Features — 29 July 2017
Janus II

It is interesting that a joke, crude and very local, should nudge my spirit to start writing this column. When two daughters of Simon Lamb visited the market, the one from the great land of the diaspora (note: accent, emphasis on the ‘i’, not the ‘o’,) should point to the great fruit mami, (accent on ‘a’ and ‘i’) if she wants to be an authentic Belizean. The diasporan’s correction “oh, you mean ‘mother’”suggested to me that the fruit really reminds you of mother’s breast, so much so that we call it mami. Remember accent on both the ‘a’ and the ‘i’.

The incident merits mention because it elicited from me the connection I have with the original diaspora and how I came to be who I am. My maternal grandfather came to Belize at a very early age; family legend places that arrival at about fifteen. This is about the time in Europe when the first Great War had been fought and an unknown corporal of the German army started to make Nazi noises. Aldous Hurley had visited British Honduras and had declared that if the world had an end B.H. would be it. I believe that if you were a Jew and had a son the safest place to hide him would be that place that the wise Englishman had pronounced worthy to be forgotten. That young man met a dainty Mestizo, Luisa Bareido. They had six children, all daughters; Francisca, the youngest, survived her mother in the ordeal of childbirth. She was my mother.

The foregone lines may be too long an introduction to tell you why I have chosen Janus II as my nom de plume. As you already know from Janus I, Janus was the Roman god of beginnings and ends; he looked forward and backward. You may want to know why a person committed to Christian beliefs and values should pay any respect to a pagan god? Perhaps by reading in Greek culture of how Socrates was accused and condemned for being atheistic, I learned that he was skeptical instead, refusing to accept that a god could have the same weaknesses of man.

When I consider the man CB Hyde, I realize that our differences are but superficial, what would be called in Aristotelean and Thomistic philosophy accidental, not really essential qualities of what makes us who we truly are. There is that substance of both of us and potentially every human being, that enables us to declare: my friend and I are the same. This is the great secret of what we call Western Civilization. Its values are what give me the great insight to look beyond the differences of looks and behaviours that Africa, Asia, Europe and the Americas have seared into our skins. These marks will one day completely disappear when we will have developed the skills needed to know and understand by looking from the inside to the outside instead of emphasizing what the eyes see and assigning the greatest values to those accidents.

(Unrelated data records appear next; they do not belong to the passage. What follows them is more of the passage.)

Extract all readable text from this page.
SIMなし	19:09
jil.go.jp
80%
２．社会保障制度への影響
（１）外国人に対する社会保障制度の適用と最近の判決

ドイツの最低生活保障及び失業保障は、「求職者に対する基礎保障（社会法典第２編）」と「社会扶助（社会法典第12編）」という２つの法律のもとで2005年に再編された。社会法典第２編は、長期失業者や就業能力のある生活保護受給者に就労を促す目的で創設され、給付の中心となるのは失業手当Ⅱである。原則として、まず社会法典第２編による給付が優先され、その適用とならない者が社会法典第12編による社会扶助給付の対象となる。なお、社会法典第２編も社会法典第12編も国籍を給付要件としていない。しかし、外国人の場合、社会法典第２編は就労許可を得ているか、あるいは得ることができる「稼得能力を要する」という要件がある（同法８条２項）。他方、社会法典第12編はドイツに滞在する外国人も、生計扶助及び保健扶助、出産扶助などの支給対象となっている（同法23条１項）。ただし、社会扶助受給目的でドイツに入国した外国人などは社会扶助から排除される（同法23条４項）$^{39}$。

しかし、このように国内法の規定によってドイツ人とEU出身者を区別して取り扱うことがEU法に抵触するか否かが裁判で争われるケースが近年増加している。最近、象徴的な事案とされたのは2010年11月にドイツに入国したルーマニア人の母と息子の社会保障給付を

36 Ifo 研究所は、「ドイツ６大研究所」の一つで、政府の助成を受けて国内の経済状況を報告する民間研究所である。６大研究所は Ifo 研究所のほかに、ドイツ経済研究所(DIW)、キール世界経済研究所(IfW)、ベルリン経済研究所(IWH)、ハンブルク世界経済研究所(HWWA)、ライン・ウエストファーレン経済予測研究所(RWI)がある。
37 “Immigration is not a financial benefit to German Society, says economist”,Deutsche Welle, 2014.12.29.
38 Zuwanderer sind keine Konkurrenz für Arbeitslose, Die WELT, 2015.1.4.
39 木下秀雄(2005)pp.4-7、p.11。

In the foreword of the Sixth Annual Report of the Ombudsman of Belize to the National Assembly of Belize, he wrote, “The framers of the Constitution of Belize, like the architects and engineers of an historic, monumental edifice, pointed to the timeless truths concerning the real origins of humankind and the enduring principles which must guide human behavior and actions if they are to live peacefully and fruitfully in this space that we call Belize and achieve that quality of life and culture to which we all aspire.

They provided in the Preamble those foundational piles upon which the People of Belize would build our national life. These provisions are the perennial truths upon which Western Civilization has been constructed.”

Janus, in deed and in word, has shown how much he values Western Civilization. I honor him! He deserves many of the highest degrees in the sense we call COMMON.